Controlling the genetic background of experimental animals is a key issue for the efficiency and reliability of preclinical trials in biomedical research. Previous studies have shown that macaques, which are the most popular primates for biomedical research, harbor much higher genetic diversity than humans, even if they are collected from a limited area [8
]. Thus, high-quality whole-genome sequences of cynomolgus macaques are necessary for future biomedical studies in order to control and quantify differences in genetic backgrounds. In addition, many morphological and physiological differences have been reported between the macaque species, including behaviors, tail lengths, body sizes, and susceptibility to pathogens and drugs [34
]. Determining genetic differences between cynomolgus and rhesus macaques that contribute to phenotypic differences between them is an important subject for both biomedical and evolutionary research.

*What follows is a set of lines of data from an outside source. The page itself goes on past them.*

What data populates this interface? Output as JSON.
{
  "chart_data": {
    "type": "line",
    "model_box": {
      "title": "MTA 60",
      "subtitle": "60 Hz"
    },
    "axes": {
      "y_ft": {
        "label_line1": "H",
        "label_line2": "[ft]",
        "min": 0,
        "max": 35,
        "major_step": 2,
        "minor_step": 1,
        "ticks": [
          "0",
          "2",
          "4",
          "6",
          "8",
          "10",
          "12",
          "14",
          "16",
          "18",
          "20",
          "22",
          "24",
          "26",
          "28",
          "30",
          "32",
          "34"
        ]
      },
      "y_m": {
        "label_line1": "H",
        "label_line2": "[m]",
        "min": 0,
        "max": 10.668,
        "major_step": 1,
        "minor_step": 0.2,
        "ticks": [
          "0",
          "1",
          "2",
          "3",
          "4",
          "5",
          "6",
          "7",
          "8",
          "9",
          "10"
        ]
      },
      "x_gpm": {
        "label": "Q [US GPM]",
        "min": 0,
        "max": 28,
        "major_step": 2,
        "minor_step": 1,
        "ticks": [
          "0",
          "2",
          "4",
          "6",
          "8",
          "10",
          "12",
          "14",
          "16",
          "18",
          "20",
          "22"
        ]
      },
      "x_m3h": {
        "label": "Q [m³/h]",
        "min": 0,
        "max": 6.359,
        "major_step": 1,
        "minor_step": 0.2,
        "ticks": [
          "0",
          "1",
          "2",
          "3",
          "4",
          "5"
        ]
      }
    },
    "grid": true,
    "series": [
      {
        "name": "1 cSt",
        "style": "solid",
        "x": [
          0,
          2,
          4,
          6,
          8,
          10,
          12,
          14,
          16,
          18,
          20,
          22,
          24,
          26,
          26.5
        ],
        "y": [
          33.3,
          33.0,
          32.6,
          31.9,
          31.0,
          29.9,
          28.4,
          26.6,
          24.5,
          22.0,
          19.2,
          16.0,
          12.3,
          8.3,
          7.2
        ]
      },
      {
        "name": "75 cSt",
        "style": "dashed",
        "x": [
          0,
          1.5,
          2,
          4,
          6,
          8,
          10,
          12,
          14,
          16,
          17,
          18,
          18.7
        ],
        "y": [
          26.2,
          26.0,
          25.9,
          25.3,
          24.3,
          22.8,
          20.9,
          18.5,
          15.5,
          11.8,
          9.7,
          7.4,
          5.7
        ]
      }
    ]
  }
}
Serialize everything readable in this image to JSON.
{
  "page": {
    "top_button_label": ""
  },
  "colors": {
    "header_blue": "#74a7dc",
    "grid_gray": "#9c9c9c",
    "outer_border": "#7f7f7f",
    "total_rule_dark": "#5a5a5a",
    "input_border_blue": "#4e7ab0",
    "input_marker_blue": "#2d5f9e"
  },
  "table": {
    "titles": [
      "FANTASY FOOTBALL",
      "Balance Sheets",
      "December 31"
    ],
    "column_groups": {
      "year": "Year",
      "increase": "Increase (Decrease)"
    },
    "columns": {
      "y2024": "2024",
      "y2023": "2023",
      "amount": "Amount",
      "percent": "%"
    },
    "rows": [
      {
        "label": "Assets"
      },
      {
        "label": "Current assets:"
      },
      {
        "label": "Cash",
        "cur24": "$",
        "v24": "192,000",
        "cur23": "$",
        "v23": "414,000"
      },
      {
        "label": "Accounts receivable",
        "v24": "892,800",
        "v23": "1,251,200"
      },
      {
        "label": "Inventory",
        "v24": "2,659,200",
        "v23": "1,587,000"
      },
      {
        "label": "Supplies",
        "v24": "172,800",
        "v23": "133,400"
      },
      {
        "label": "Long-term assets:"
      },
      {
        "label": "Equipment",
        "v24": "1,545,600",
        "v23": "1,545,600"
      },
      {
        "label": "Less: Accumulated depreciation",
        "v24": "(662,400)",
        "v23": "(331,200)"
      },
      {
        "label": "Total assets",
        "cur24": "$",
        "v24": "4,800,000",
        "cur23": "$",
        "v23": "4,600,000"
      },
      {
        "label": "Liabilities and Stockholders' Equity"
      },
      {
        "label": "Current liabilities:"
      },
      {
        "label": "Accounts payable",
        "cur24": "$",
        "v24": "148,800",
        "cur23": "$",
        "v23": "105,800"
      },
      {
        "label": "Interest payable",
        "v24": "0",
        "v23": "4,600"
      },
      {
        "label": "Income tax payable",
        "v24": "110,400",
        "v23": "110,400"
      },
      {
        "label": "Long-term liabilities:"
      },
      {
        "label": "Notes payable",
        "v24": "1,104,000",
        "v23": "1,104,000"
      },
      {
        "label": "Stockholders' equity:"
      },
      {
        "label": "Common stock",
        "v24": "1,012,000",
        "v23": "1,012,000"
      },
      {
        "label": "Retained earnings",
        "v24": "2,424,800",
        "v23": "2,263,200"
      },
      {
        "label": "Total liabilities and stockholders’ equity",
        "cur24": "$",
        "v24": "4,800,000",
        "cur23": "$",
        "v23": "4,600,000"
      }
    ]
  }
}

In this study, we have identified about 9.7 million SNVs between Malaysian cynomolgus and Indian rhesus macaques and 8.5 million SNVs between Malaysian and Vietnamese cynomolgus macaques. The total number of SNVs is much higher than that estimated in human genome resequencing studies (approximately 3 million). Although we cannot directly compare the number of SNVs determined with different platforms and different inference methods, the high level of genetic diversity within macaque species is in agreement with previous multi-locus sequencing studies using the Sanger method [8
] and with the whole-genome sequencing study using a different platform with a similar level of genome coverage [10
]. Despite the high level of genetic diversity within and between macaque species, the number of SNVs potentially responsible for species delimitation may be limited, partly owing to frequent gene flow between Indochinese cynomolgus and Chinese rhesus macaques. Only about 10% of SNVs were completely segregated between the two cynomolgus and two rhesus macaque genomes, which were further narrowed down to 60 nonsynonymous SNVs in drug- and immune-related genes.

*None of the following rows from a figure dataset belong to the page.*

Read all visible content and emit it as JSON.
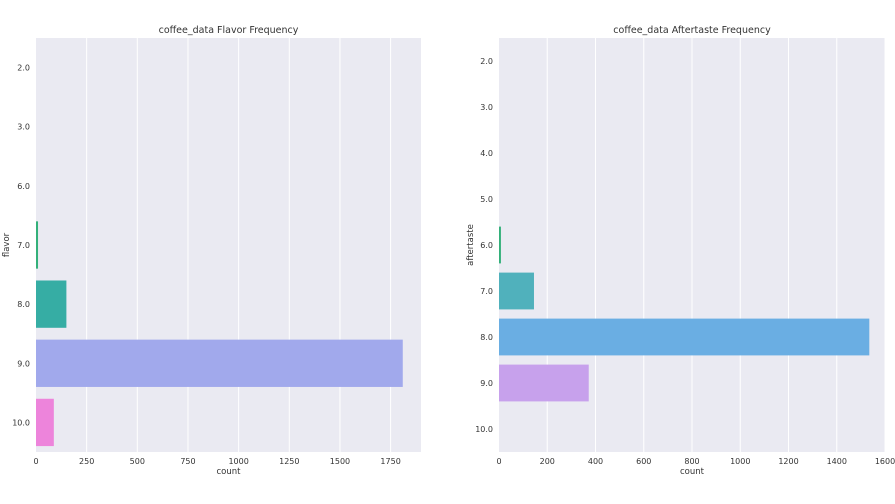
{
  "chart_data": [
    {
      "type": "bar",
      "orientation": "horizontal",
      "title": "coffee_data Flavor Frequency",
      "xlabel": "count",
      "ylabel": "flavor",
      "categories": [
        "2.0",
        "3.0",
        "6.0",
        "7.0",
        "8.0",
        "9.0",
        "10.0"
      ],
      "values": [
        0,
        0,
        0,
        10,
        150,
        1810,
        88
      ],
      "bar_colors": [
        "#f77189",
        "#dc8932",
        "#ae9d31",
        "#33b07a",
        "#36ada4",
        "#a1a9ec",
        "#ed84db"
      ],
      "xlim": [
        0,
        1900
      ],
      "xticks": [
        0,
        250,
        500,
        750,
        1000,
        1250,
        1500,
        1750
      ],
      "grid": true,
      "background": "#eaeaf2"
    },
    {
      "type": "bar",
      "orientation": "horizontal",
      "title": "coffee_data Aftertaste Frequency",
      "xlabel": "count",
      "ylabel": "aftertaste",
      "categories": [
        "2.0",
        "3.0",
        "4.0",
        "5.0",
        "6.0",
        "7.0",
        "8.0",
        "9.0",
        "10.0"
      ],
      "values": [
        0,
        0,
        0,
        0,
        8,
        145,
        1535,
        372,
        0
      ],
      "bar_colors": [
        "#f77189",
        "#dc8932",
        "#ae9d31",
        "#77ab31",
        "#33b07a",
        "#50b1bc",
        "#6aaee3",
        "#c7a1ec",
        "#f37bc9"
      ],
      "xlim": [
        0,
        1600
      ],
      "xticks": [
        0,
        200,
        400,
        600,
        800,
        1000,
        1200,
        1400,
        1600
      ],
      "grid": true,
      "background": "#eaeaf2"
    }
  ]
}
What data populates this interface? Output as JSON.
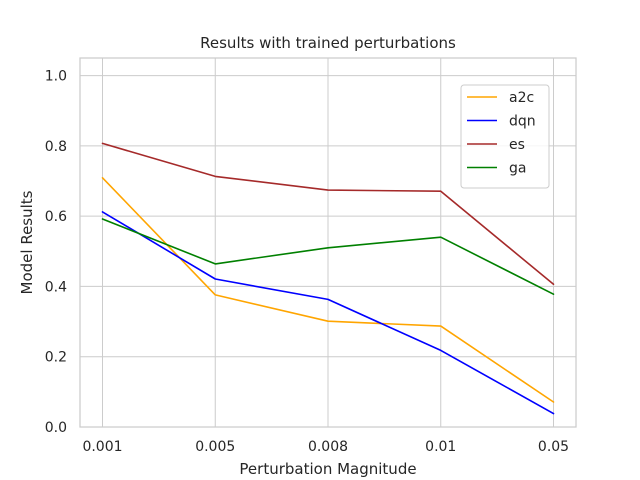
{
  "chart_data": {
    "type": "line",
    "title": "Results with trained perturbations",
    "xlabel": "Perturbation Magnitude",
    "ylabel": "Model Results",
    "categories": [
      "0.001",
      "0.005",
      "0.008",
      "0.01",
      "0.05"
    ],
    "ylim": [
      0.0,
      1.05
    ],
    "yticks": [
      0.0,
      0.2,
      0.4,
      0.6,
      0.8,
      1.0
    ],
    "ytick_labels": [
      "0.0",
      "0.2",
      "0.4",
      "0.6",
      "0.8",
      "1.0"
    ],
    "grid": true,
    "legend_position": "top-right",
    "series": [
      {
        "name": "a2c",
        "color": "#ffa500",
        "values": [
          0.709,
          0.376,
          0.301,
          0.287,
          0.071
        ]
      },
      {
        "name": "dqn",
        "color": "#0000ff",
        "values": [
          0.612,
          0.421,
          0.363,
          0.218,
          0.038
        ]
      },
      {
        "name": "es",
        "color": "#a52a2a",
        "values": [
          0.807,
          0.713,
          0.674,
          0.671,
          0.406
        ]
      },
      {
        "name": "ga",
        "color": "#008000",
        "values": [
          0.592,
          0.464,
          0.51,
          0.54,
          0.378
        ]
      }
    ]
  }
}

The number of nonsynonymous SNVs was also higher in macaques than in humans. Whereas about 10,000 nonsynonymous SNVs were segregated in humans, about 30,000 nonsynonymous SNVs were segregated within and between macaque species. Interestingly, the level of protein diversity relative to background genetic diversity in macaques was significantly smaller than that expected from human data. This difference is probably due to the large effective population size of macaques, which removes slightly deleterious mutations in populations with relatively better efficiency.

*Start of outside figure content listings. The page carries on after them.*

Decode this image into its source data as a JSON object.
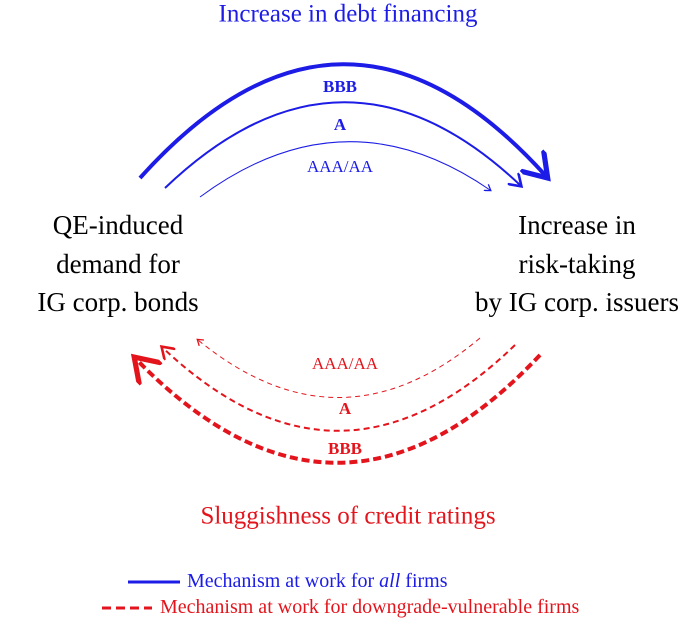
{
  "title_top": "Increase in debt financing",
  "upper_arcs": [
    {
      "label": "BBB"
    },
    {
      "label": "A"
    },
    {
      "label": "AAA/AA"
    }
  ],
  "left_node": {
    "lines": [
      "QE-induced",
      "demand for",
      "IG corp. bonds"
    ]
  },
  "right_node": {
    "lines": [
      "Increase in",
      "risk-taking",
      "by IG corp. issuers"
    ]
  },
  "lower_arcs": [
    {
      "label": "AAA/AA"
    },
    {
      "label": "A"
    },
    {
      "label": "BBB"
    }
  ],
  "title_bottom": "Sluggishness of credit ratings",
  "legend": [
    {
      "parts": [
        "Mechanism at work for ",
        "all",
        " firms"
      ]
    },
    {
      "parts": [
        "Mechanism at work for downgrade-vulnerable firms"
      ]
    }
  ]
}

Although we found a considerable number of SNVs and indels with high mapping support, we should be careful of some aspects of the quality of the reference genome assembly. In the large indel analysis using the mate-pair libraries, ≥ 90% of large indels included repeat sequences in the genome, indicating that these are potential repeat regions for genome-size change. Unfortunately, because the data we obtained using the SOLiD platform are not suitable for de novo
assembly of a whole-genome sequence, we cannot conclude whether or not these hotspots are due to artifacts stemming from the reference genome quality. De novo
assembly of a whole mammalian genome sequence remains costly, but studies using multiple genomes with de novo
assembly would elucidate the complex pattern of genome-size changes [10
The demography of the Malaysian cynomolgus macaque reveals the complex history of macaque genomes. As geological and fossil evidence has suggested, ancestors of the cynomolgus macaque lived in Sundaland, which was created by sea-level lowering during the glacial period [17
]. The most recent population bottleneck around 20,000 years ago may correspond to the last glacial maximum, when average temperatures were 2 to 6°C lower than the present temperatures. The change in population size is possibly associated with admixture with the rhesus macaque, since their habitats were largely connected by the formation of Sundaland. However, it should be noted that the time estimation largely depends on the generation time parameter of macaques. If we adopt a longer generation time parameter - for example, 10 to 12 years as the median age of females giving offspring - the most recent bottleneck event would shift earlier, 33,000 to 40,000 years ago.